An optimized ChIP‐Seq framework for profiling histone modifications in Chromochloris zofingiensis

The eukaryotic green alga Chromochloris zofingiensis is a reference organism for studying carbon partitioning and a promising candidate for the production of biofuel precursors. Recent transcriptome profiling transformed our understanding of its biology and generally algal biology, but epigenetic regulation remains understudied and represents a fundamental gap in our understanding of algal gene expression. Chromatin immunoprecipitation followed by deep sequencing (ChIP‐Seq) is a powerful tool for the discovery of such mechanisms, by identifying genome‐wide histone modification patterns and transcription factor‐binding sites alike. Here, we established a ChIP‐Seq framework for Chr. zofingiensis yielding over 20 million high‐quality reads per sample.
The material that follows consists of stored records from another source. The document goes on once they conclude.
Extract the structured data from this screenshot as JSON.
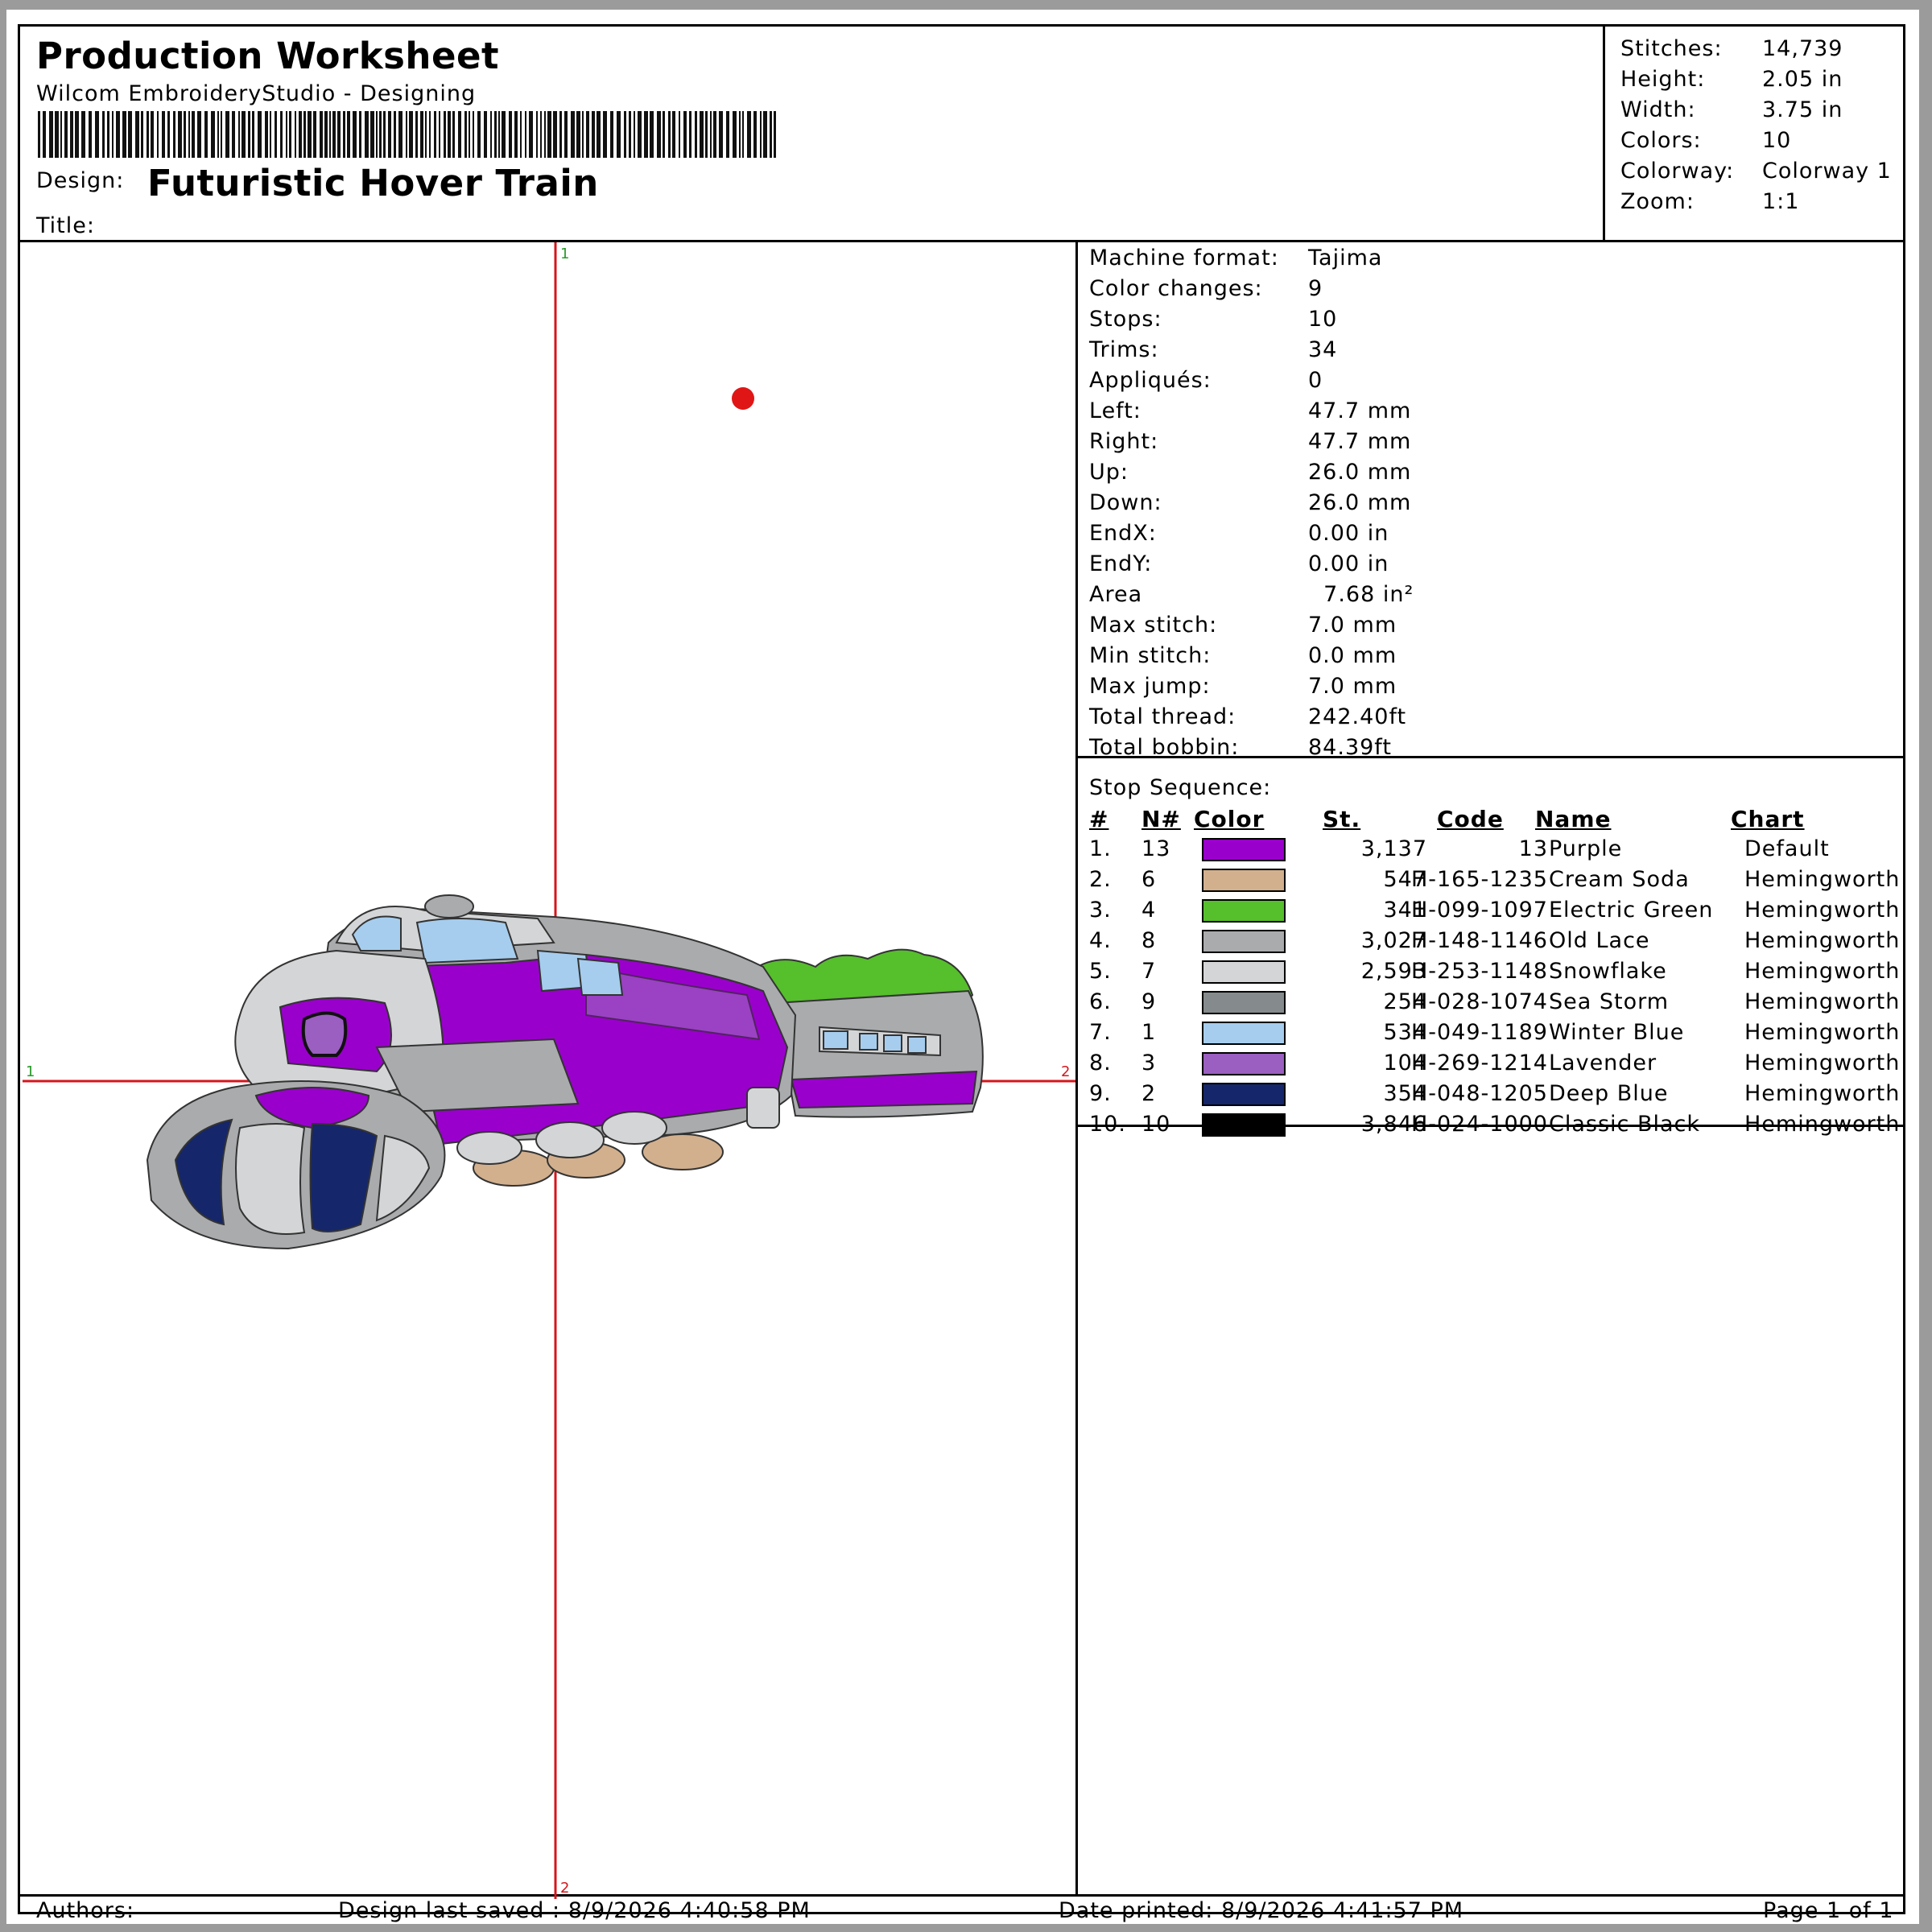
{
  "header": {
    "title": "Production Worksheet",
    "subtitle": "Wilcom EmbroideryStudio - Designing",
    "design_label": "Design:",
    "design_name": "Futuristic Hover Train",
    "title_label": "Title:"
  },
  "summary": [
    {
      "label": "Stitches:",
      "value": "14,739"
    },
    {
      "label": "Height:",
      "value": "2.05 in"
    },
    {
      "label": "Width:",
      "value": "3.75 in"
    },
    {
      "label": "Colors:",
      "value": "10"
    },
    {
      "label": "Colorway:",
      "value": "Colorway 1"
    },
    {
      "label": "Zoom:",
      "value": "1:1"
    }
  ],
  "specs": [
    {
      "label": "Machine format:",
      "value": "Tajima"
    },
    {
      "label": "Color changes:",
      "value": "9"
    },
    {
      "label": "Stops:",
      "value": "10"
    },
    {
      "label": "Trims:",
      "value": "34"
    },
    {
      "label": "Appliqués:",
      "value": "0"
    },
    {
      "label": "Left:",
      "value": "47.7 mm"
    },
    {
      "label": "Right:",
      "value": "47.7 mm"
    },
    {
      "label": "Up:",
      "value": "26.0 mm"
    },
    {
      "label": "Down:",
      "value": "26.0 mm"
    },
    {
      "label": "EndX:",
      "value": "0.00 in"
    },
    {
      "label": "EndY:",
      "value": "0.00 in"
    },
    {
      "label": "Area",
      "value": "  7.68 in²"
    },
    {
      "label": "Max stitch:",
      "value": "7.0 mm"
    },
    {
      "label": "Min stitch:",
      "value": "0.0 mm"
    },
    {
      "label": "Max jump:",
      "value": "7.0 mm"
    },
    {
      "label": "Total thread:",
      "value": "242.40ft"
    },
    {
      "label": "Total bobbin:",
      "value": "84.39ft"
    }
  ],
  "stop_sequence": {
    "title": "Stop Sequence:",
    "headers": {
      "num": "#",
      "needle": "N#",
      "color": "Color",
      "stitches": "St.",
      "code": "Code",
      "name": "Name",
      "chart": "Chart"
    },
    "rows": [
      {
        "num": "1.",
        "needle": "13",
        "color": "#9a00cc",
        "stitches": "3,137",
        "code": "13",
        "name": "Purple",
        "chart": "Default"
      },
      {
        "num": "2.",
        "needle": "6",
        "color": "#d2b08e",
        "stitches": "547",
        "code": "H-165-1235",
        "name": "Cream Soda",
        "chart": "Hemingworth"
      },
      {
        "num": "3.",
        "needle": "4",
        "color": "#56bf2c",
        "stitches": "341",
        "code": "H-099-1097",
        "name": "Electric Green",
        "chart": "Hemingworth"
      },
      {
        "num": "4.",
        "needle": "8",
        "color": "#a9abad",
        "stitches": "3,027",
        "code": "H-148-1146",
        "name": "Old Lace",
        "chart": "Hemingworth"
      },
      {
        "num": "5.",
        "needle": "7",
        "color": "#d4d5d6",
        "stitches": "2,593",
        "code": "H-253-1148",
        "name": "Snowflake",
        "chart": "Hemingworth"
      },
      {
        "num": "6.",
        "needle": "9",
        "color": "#858a8c",
        "stitches": "254",
        "code": "H-028-1074",
        "name": "Sea Storm",
        "chart": "Hemingworth"
      },
      {
        "num": "7.",
        "needle": "1",
        "color": "#a6cdee",
        "stitches": "534",
        "code": "H-049-1189",
        "name": "Winter Blue",
        "chart": "Hemingworth"
      },
      {
        "num": "8.",
        "needle": "3",
        "color": "#9a5fc0",
        "stitches": "104",
        "code": "H-269-1214",
        "name": "Lavender",
        "chart": "Hemingworth"
      },
      {
        "num": "9.",
        "needle": "2",
        "color": "#15266a",
        "stitches": "354",
        "code": "H-048-1205",
        "name": "Deep Blue",
        "chart": "Hemingworth"
      },
      {
        "num": "10.",
        "needle": "10",
        "color": "#000000",
        "stitches": "3,846",
        "code": "H-024-1000",
        "name": "Classic Black",
        "chart": "Hemingworth"
      }
    ]
  },
  "canvas": {
    "axis_top_label": "1",
    "axis_bottom_label": "2",
    "axis_left_label": "1",
    "axis_right_label": "2",
    "crosshair_color": "#d4161c",
    "axis_label_green": "#2a9a2a"
  },
  "footer": {
    "authors": "Authors:",
    "last_saved": "Design last saved : 8/9/2026 4:40:58 PM",
    "date_printed": "Date printed: 8/9/2026 4:41:57 PM",
    "page": "Page 1 of 1"
  }
}
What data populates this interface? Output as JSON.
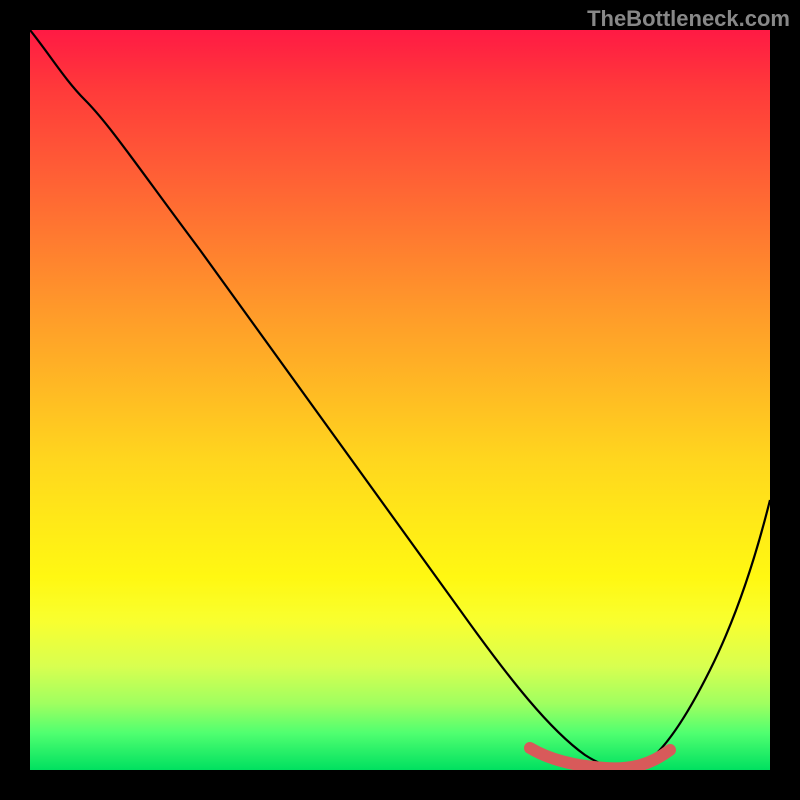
{
  "watermark": "TheBottleneck.com",
  "chart_data": {
    "type": "line",
    "title": "",
    "xlabel": "",
    "ylabel": "",
    "xlim": [
      0,
      100
    ],
    "ylim": [
      0,
      100
    ],
    "grid": false,
    "legend": false,
    "series": [
      {
        "name": "bottleneck-curve",
        "x": [
          0,
          3,
          8,
          15,
          25,
          35,
          45,
          55,
          62,
          67,
          70,
          73,
          76,
          79,
          82,
          86,
          90,
          95,
          100
        ],
        "y": [
          100,
          97,
          91,
          82,
          69,
          56,
          43,
          30,
          20,
          12,
          7,
          3,
          1,
          0,
          1,
          5,
          13,
          25,
          40
        ],
        "color": "#000000"
      },
      {
        "name": "optimal-zone-marker",
        "x": [
          67,
          70,
          73,
          76,
          79,
          82,
          84
        ],
        "y": [
          4,
          2,
          1,
          0,
          0,
          1,
          3
        ],
        "color": "#d85a5a"
      }
    ]
  }
}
The most critical steps in a ChIP experiment were optimized, including DNA shearing to obtain an average DNA fragment size of 250 bp and assessment of the recommended formaldehyde concentration for optimal DNA–protein cross‐linking. We used this ChIP‐Seq framework to generate a genome‐wide map of the H3K4me3 distribution pattern and to integrate these data with matching RNA‐Seq data. In line with observations from other organisms, H3K4me3 marks predominantly transcription start sites of genes. Our H3K4me3 ChIP‐Seq data will pave the way for improved genome structural annotation in the emerging reference alga Chr. zofingiensis.